I recently had the opportunity to speak with Craig Butler, manager of disk, SAN, and NAS product marketing for IBM, about the state of all these growing storage requirements. IBM is researching ways to pack all this data into denser storage media. The occasion was the 50th anniversary of disk-based storage (yes, time flies, doesn’t it), and Butler was taking a reflective look at what we have and where we are going. Basically, he explained, storage devices have been able to keep up with exploding data demands because there is sort of a ‘Moore’s Law’ at work with storage. Over the past 50 years, capacity has grown by at least 40 percent a year, and has even accelerated to 100 percent a year over the last decade. All this with no change in price. The good news, Butler says, is that this growth is likely to continue for at least another 10 years.
Nothing has come along that really can take the place of disk or tape (for longer-term storage), Butler said, and there is nothing emerging on the horizon – yet. In fact, 10 years out, Butler predicted that disk drives would still be the way data is stored, and they’ll be smaller and even more ubiquitous.
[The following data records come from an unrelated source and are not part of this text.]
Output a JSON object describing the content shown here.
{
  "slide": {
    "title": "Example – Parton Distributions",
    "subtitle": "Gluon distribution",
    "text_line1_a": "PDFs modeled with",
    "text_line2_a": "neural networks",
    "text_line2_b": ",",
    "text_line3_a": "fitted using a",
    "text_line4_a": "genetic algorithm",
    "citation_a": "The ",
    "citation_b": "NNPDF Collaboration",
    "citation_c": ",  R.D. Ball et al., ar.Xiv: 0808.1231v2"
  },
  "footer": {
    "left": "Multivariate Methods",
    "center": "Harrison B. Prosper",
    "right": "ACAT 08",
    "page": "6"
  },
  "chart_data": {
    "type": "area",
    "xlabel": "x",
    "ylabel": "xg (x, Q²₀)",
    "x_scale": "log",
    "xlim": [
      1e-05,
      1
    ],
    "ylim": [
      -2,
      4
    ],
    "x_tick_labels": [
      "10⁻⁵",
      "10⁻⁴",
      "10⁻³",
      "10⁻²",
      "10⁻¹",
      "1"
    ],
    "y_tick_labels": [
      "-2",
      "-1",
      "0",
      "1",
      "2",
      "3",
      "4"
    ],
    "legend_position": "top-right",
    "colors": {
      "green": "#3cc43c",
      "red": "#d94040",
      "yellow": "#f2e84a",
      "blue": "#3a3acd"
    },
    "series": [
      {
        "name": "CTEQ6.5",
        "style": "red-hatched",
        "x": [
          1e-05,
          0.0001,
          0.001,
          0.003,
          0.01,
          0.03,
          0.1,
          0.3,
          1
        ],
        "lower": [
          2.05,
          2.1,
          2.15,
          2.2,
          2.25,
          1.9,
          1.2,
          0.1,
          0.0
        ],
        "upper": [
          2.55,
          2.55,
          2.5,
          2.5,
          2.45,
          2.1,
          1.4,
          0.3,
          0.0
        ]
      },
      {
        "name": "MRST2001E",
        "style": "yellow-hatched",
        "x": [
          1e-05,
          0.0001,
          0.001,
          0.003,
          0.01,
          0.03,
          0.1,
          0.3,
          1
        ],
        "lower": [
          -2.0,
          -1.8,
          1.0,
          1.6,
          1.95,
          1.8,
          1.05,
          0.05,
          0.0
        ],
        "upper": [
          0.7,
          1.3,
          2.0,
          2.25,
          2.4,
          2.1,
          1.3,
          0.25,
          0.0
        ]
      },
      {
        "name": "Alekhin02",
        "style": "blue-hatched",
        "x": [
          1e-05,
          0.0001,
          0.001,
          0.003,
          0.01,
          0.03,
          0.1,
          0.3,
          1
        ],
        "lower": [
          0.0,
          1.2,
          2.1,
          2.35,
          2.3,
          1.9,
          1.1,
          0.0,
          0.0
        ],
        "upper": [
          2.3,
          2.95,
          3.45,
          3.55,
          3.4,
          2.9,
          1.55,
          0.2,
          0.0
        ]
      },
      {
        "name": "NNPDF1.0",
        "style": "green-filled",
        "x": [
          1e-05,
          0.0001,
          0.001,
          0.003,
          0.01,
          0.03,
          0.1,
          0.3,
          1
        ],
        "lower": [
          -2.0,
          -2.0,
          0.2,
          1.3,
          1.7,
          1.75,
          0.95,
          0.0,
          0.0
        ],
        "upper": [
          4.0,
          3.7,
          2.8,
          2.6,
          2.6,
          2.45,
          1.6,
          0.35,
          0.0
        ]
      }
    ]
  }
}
There are two challenges we face with storage as time goes by, Butler said. First, there’s a need to be able to better manage and access the huge proliferation of data piling up in enterprises. “We need new search and retrieval techniques to find the right data,” he explained. “We have amassed all this capacity, but human beings don’t have time to search through it all.” Take video files for example. When the police need to review security cameras for suspects, someone has to spend time – perhaps hours or even days — watching analog video.
The other challenge is being able to access storage media decades from the time the data or image is captured. “A lot of valuable data could get stranded in an application that no longer exists, or in a file format that now longer exists, or a hard disk storage of some type that no longer works with new systems,” Butler said. Butler said IBM is actually working on a project to address this longevity issue. “We’ve got a research project that looks at storing metadata with data that explains what that data is, and how to interpret it to an application.”
Ultimately, its not disk technology that will restrain storage – it’s the applications and organization around it. “The energy is shifting from how we store on our hard disk drives to the applications, security concerns, how we use all this data, and how we search through all this data,” Butler said. “Then there’s the privacy and ethical considerations of keeping all this data — because a lot of it is going to be about you and me. Who owns it? How do we keep it safe? We’ve got a lot of legal, ethical, and privacy concerns to sort though.”